David Murray chronology
| Hope Scope (1987) | The Healers (1987) | The People's Choice (1987) |

= The Healers (album) =

1987 album by David Murray and Randy Weston

The Healers is an album by David Murray and Randy Weston, released on the Italian Black Saint label in 1987. It features duo performances by Murray and Weston.

==Reception==
The AllMusic review by Scott Yanow stated: "This set of duets by David Murray (doubling on tenor and bass clarinet) and pianist Randy Weston is a bit of a surprise.

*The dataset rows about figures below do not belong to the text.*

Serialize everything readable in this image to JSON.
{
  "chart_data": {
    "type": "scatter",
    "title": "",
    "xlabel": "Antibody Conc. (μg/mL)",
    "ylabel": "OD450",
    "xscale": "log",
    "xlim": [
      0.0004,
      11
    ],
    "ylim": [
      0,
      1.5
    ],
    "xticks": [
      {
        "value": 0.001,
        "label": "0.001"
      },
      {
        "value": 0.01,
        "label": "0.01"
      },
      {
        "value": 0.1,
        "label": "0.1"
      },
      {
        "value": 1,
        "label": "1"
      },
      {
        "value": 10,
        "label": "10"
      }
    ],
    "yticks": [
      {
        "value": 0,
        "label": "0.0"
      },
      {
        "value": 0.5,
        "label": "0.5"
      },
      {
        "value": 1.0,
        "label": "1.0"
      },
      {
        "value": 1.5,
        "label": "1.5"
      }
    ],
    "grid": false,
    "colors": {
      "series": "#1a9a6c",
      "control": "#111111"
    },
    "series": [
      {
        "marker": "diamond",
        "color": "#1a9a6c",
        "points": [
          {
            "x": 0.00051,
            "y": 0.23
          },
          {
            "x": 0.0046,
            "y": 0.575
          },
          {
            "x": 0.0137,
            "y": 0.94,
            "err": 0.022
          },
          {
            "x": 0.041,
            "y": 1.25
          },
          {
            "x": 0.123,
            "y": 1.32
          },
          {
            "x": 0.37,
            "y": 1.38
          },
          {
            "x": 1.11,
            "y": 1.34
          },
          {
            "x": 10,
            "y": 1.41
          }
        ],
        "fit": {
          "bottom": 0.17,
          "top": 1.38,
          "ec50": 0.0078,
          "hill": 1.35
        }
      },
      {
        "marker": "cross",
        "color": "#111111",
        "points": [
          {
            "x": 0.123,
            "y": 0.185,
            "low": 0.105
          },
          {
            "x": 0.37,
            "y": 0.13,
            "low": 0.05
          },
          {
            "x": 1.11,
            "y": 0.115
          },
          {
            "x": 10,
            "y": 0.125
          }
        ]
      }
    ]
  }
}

Rather than performing standards or some of Weston's 'hits,' the duo stretches out on three obscurities by the two musicians (only Weston's 'Blue Moses' is slightly known) and Butch Morris' 'Clever Beggar.' Weston provides a solid harmonic and rhythmic foundation for Murray's thick-toned but sometimes screeching flights, and the combination works pretty well."

Professional ratings
Review scores
| Source | Rating |
| AllMusic |  |
| The Penguin Guide to Jazz Recordings |  |

==Track listing==
1. "Clever Beggar" (Butch Morris) - 8:15
2. "The Healers" (Randy Weston) - 14:19
3. "M'Bizo" (David Murray) - 6:12
4. "Blue Moses" (Randy Weston) - 14:49
- Recorded at Seltzer Sound, New York City, September 26, 1987.